Both eyes received their anti vegf injections in London and each time, sight was greatly improved by the time the return train pulled into my local station. On one occasion, having been guided onto the train in London and into a seat, the guard told me someone from my local station would come on board and help me off when the train arrived in my home town. I tried to tell him this wouldn’t be necessary because I’d be able to see again by then and realised from his reaction, that to him, this must have sounded like Lazarus rising from the dead.
Back with my specialist, treatment was changed to Infliximab. As I left the hospital after the first infusion, I knew I had the sight to drive again. With persistent slight inflammation in the week or so before an infusion, the interval between infusions was reduced to six weeks and methotrexate was increased a little higher. Under this regime, both eyes remained inflammation free and the cystoid macular oedema cleared completely from my right eye. My left eye received YAG to clear cells from the artificial lens and for the past two years has provided the contrast sensitivity my right eye lacks. The artificial lens in my right eye also needs YAG, but given this eye provides the best sight, usually 6/6 these days, YAG is being delayed through the risks associated with it. My left eye developed a scotoma after its YAG and for my right eye, the risk of a pressure spike on an already damaged optic nerve makes all concerned nervous. I have not yet lost any field of vision to glaucoma and my specialist hopes this may not happen.

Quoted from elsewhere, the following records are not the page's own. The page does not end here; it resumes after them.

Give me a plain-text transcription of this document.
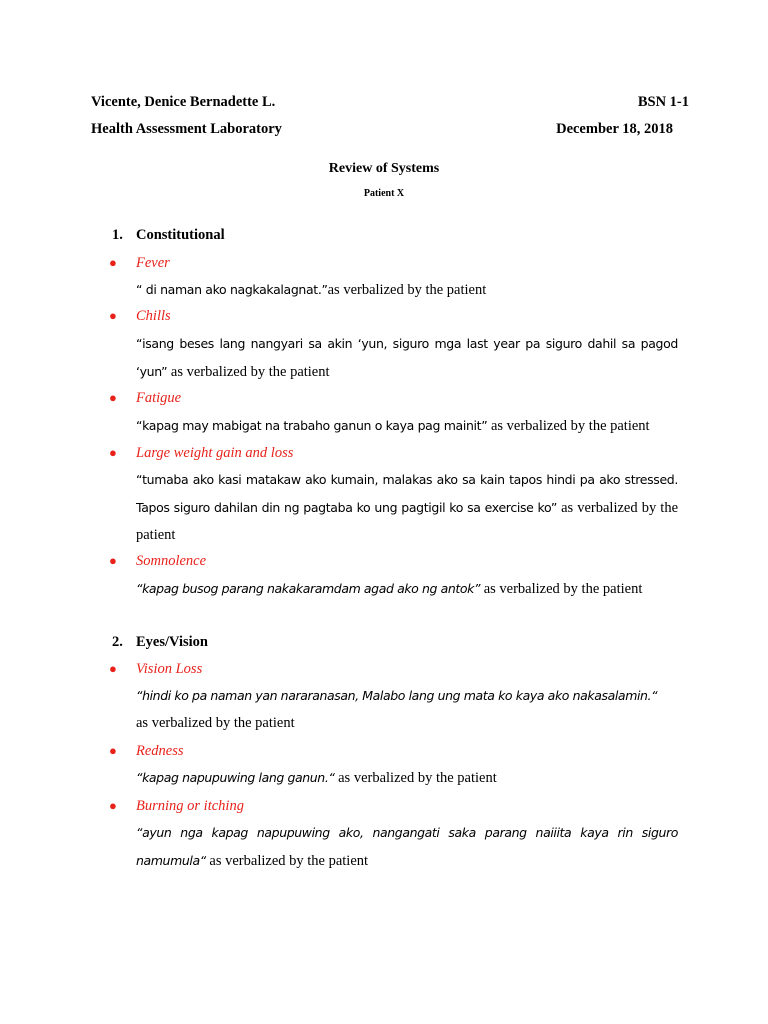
Vicente, Denice Bernadette L.	BSN 1-1
Health Assessment Laboratory	December 18, 2018
Review of Systems
Patient X
1. Constitutional
● Fever
“ di naman ako nagkakalagnat.”as verbalized by the patient
● Chills
“isang beses lang nangyari sa akin ‘yun, siguro mga last year pa siguro dahil sa pagod ‘yun” as verbalized by the patient
● Fatigue
“kapag may mabigat na trabaho ganun o kaya pag mainit” as verbalized by the patient
● Large weight gain and loss
“tumaba ako kasi matakaw ako kumain, malakas ako sa kain tapos hindi pa ako stressed. Tapos siguro dahilan din ng pagtaba ko ung pagtigil ko sa exercise ko” as verbalized by the patient
● Somnolence
“kapag busog parang nakakaramdam agad ako ng antok” as verbalized by the patient
2. Eyes/Vision
● Vision Loss
“hindi ko pa naman yan nararanasan, Malabo lang ung mata ko kaya ako nakasalamin.“
as verbalized by the patient
● Redness
“kapag napupuwing lang ganun.“ as verbalized by the patient
● Burning or itching
“ayun nga kapag napupuwing ako, nangangati saka parang naiiita kaya rin siguro namumula“ as verbalized by the patient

I have no doubt that if my specialist had not treated me, today I would be legally blind and would probably have been so for several years now. I’m one of the lucky ones who receives anti tnf therapy and I’m immensely grateful that our health service provides this. Our uveitis specialists simply transform lives. I think they know the difference they make and I, along with many others under their care, appreciate this. I’m not cured, but I can still see and that, the wish to see, has been the greatest thing I’ve wished for in my life so far.